Based on these submissions and evidence gathered during the investigation and verification thereof, the Authority will determine the basis of its final findings. However, the Designated Authority will inform all interested parties of the essential facts, which form the basis for its decision before the final finding is made.
The interested parties submit their response to the disclosure and the final position of the Authority taken therein. The Authority examines these final submissions of the parties and comes out with final findings.
Normal time allowed by the statute for conclusion of investigation and submission of final findings is one year from the date of initiation of the investigation. The above period may be extended by the Central Government by 6 months.
The anti-dumping proceedings being quasi-judicial in nature, the Designated Authority meticulously follows the norms of natural justice before making the final recommendation of duty.
The Designated Authority recommends an interim relief which is provided to the affected domestic industry in the form of provisional anti-dumping duty pending the finalisation of investigation proceedings.
The provisional anti-dumping duty is recommended by the Authority in its preliminary findings and the same is levied by the Ministry of Finance, Dept. of Revenue. This serves as immediate relief to the domestic industry against the injury caused to it by the dumping of goods.
Statutorily, the provisional anti-dumping duty cannot be levied earlier than 60 days from the date of initiation of proceedings. The endeavor of the Designated Authority has been to recommend provisional duty immediately after the expiry of the mandatory period of 60 days. The provisional anti-dumping duty is recommended in a period of 60-70 days and levied in a period of about 3 months from the date of initiation of the proceedings.
Anti-dumping duty can be levied on a retrospective basis in case it is found that are-
However, the anti-dumping duty cannot be levied retrospectively beyond 90 days from the date of issue of Notification imposing duty.
While the Designated Authority (in the Department of Commerce) recommends the anti-dumping duty, provisional or final, it is the Ministry of Finance, Dept. of Revenue which acts upon such recommendation within three months and imposes/levies such duty.
The law provides that an order of determination of existence degree and effect of dumping is appealable before the Customs, Excise and Gold (Control) Appellate Tribunal (CEGAT). However, as per the judicial view, only the final findings/order of the Designated Authority/Ministry of Finance can be appealed against before the CEGAT.
Appeal cannot lie against the Preliminary findings of the Authority and the provisional duty imposed on the basis thereof. The Appeal to the CEGAT should be filed within 90 days.
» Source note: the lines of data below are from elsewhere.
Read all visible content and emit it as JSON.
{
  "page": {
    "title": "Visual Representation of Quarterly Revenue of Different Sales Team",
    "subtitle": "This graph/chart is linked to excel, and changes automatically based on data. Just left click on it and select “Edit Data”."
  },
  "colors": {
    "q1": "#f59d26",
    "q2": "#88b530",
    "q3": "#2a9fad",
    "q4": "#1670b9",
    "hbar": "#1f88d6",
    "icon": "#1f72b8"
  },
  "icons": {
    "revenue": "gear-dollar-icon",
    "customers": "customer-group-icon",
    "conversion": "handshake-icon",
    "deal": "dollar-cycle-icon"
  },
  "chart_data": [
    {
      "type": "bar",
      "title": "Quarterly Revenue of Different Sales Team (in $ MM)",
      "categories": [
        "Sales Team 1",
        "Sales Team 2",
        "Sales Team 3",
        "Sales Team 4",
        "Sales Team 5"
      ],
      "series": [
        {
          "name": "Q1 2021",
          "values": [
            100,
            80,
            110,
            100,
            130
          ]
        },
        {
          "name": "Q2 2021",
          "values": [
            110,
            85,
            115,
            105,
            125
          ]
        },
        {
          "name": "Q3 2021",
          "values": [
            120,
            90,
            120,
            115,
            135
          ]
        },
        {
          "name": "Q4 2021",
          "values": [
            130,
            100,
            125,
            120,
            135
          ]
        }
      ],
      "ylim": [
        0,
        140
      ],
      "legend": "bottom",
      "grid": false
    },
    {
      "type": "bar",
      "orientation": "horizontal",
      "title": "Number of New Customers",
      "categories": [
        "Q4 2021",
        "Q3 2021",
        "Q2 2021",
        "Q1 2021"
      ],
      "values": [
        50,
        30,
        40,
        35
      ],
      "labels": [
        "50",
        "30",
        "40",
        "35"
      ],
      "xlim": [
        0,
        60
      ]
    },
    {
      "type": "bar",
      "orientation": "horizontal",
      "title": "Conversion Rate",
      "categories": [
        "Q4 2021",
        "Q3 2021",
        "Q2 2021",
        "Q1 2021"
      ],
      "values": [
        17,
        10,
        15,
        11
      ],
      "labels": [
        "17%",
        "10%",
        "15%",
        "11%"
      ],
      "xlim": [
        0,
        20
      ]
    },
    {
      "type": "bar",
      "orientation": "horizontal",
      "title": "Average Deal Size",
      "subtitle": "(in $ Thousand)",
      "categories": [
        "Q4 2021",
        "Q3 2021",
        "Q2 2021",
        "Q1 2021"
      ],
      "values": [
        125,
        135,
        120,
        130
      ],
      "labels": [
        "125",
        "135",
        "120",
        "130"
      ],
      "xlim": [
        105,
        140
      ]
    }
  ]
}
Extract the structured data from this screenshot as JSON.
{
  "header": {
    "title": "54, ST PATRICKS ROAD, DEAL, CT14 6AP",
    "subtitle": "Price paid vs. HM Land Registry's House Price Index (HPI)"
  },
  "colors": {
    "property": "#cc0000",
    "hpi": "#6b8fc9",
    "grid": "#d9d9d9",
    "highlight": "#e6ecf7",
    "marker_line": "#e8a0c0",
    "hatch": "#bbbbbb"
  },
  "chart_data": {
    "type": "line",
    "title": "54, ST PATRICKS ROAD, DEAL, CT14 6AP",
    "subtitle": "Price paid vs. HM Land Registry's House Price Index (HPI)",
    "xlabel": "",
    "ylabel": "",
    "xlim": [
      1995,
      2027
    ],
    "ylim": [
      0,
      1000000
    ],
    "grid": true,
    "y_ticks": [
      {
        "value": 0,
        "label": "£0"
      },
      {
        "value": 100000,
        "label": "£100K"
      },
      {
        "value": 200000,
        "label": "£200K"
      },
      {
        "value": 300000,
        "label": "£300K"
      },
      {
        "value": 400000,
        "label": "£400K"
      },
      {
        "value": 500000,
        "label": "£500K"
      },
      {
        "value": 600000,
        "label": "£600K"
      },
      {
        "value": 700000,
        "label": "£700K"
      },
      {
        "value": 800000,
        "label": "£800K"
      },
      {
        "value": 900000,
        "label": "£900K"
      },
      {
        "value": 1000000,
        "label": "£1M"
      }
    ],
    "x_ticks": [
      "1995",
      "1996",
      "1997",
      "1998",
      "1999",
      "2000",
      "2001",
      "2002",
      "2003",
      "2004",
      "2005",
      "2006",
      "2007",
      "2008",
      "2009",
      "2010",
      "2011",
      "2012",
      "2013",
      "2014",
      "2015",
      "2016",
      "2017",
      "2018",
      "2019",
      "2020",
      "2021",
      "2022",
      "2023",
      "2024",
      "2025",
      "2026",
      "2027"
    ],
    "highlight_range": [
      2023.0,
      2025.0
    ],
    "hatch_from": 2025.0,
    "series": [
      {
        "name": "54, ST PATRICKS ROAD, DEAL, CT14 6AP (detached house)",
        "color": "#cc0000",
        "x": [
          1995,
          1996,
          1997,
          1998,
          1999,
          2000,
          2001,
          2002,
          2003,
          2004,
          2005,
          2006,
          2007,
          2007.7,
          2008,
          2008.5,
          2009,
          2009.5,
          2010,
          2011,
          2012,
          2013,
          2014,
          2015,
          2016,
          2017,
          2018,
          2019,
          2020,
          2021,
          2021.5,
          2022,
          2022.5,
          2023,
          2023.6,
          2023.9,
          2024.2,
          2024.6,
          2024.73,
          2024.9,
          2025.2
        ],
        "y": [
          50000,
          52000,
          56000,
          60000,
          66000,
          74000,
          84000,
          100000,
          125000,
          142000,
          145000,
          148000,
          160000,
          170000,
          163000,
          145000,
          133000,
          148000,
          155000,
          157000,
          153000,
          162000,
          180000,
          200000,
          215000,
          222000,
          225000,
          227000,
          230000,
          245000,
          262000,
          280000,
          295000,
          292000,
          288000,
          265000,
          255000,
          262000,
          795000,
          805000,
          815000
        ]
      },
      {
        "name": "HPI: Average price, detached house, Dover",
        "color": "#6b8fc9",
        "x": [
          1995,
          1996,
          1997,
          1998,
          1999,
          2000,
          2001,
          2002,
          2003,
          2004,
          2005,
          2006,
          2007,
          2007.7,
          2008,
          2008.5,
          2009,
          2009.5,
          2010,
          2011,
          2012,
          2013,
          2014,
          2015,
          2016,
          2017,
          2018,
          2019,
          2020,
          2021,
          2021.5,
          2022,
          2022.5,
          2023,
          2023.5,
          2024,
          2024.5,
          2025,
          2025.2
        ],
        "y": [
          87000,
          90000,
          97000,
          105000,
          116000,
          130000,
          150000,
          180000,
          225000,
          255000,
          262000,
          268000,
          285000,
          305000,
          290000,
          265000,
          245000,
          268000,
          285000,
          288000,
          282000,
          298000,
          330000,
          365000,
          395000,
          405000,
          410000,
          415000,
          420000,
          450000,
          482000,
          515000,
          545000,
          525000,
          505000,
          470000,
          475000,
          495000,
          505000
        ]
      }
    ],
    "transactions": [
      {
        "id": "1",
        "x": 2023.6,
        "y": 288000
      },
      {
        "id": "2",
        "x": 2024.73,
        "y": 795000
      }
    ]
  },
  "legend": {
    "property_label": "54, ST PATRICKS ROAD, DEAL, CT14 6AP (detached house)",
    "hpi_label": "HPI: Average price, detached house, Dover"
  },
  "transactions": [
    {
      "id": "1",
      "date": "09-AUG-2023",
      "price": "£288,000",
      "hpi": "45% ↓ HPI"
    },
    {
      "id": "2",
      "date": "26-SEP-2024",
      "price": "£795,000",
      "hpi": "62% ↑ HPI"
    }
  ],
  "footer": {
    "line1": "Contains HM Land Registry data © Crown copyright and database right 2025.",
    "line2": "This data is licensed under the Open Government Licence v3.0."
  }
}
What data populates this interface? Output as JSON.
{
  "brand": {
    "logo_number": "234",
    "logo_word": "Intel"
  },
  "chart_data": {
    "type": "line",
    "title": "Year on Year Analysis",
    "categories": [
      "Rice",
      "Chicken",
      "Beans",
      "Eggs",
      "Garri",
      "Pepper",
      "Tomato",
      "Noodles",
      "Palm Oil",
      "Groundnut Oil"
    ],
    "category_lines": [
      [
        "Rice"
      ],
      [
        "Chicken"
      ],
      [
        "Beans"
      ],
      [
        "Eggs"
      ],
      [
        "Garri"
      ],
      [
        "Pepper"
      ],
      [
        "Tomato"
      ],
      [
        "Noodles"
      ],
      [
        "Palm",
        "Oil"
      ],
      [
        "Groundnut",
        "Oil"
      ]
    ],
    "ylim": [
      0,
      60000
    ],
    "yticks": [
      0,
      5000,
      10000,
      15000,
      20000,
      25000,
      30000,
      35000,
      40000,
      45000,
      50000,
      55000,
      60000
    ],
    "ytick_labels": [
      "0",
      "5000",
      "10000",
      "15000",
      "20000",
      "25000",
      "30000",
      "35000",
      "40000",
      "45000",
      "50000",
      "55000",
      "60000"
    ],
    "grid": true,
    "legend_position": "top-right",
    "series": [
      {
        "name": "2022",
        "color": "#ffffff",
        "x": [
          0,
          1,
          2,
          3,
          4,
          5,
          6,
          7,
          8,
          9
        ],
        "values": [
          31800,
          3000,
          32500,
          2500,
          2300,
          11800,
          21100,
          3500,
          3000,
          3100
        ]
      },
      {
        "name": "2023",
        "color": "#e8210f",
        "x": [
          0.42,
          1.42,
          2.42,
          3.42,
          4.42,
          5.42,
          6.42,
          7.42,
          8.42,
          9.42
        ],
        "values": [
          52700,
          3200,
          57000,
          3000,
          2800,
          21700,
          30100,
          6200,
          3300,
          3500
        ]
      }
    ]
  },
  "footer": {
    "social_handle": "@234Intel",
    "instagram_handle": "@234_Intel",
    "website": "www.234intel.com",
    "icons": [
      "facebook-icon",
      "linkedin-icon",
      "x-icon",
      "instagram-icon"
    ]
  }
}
Anti-dumping and anti-subsidies & countervailing measures in India are administered by the Directorate General of anti-dumping and Allied Duties (DGAD) functioning in the Dept. of Commerce in the Ministry of Commerce and Industry, and the same is headed by the "Designated Authority". The Designated Authority's function, however, is only to conduct the anti-dumping/anti subsidy & countervailing duty investigation and make recommendation to the Government for imposition of anti-dumping or anti subsidy measures.
Such duty is finally imposed/levied by a Notification of the Ministry of Finance. Thus, while the Department of Commerce recommends the Anti-dumping duty, it is the Ministry of Finance, which levies such duty.
Safeguard measures, on the other hand, are administered by another Authority namely, Director General (Safeguard), which functions under the Dept. of Revenue, Ministry of Finance. The Standing Board of Safeguards (chaired by the Commerce Secretary) considers the recommendations of the DG (Safeguards) and then recommends the impositions of the Safeguard Duty as it deems fit, to the Ministry of Finance which levies the duty.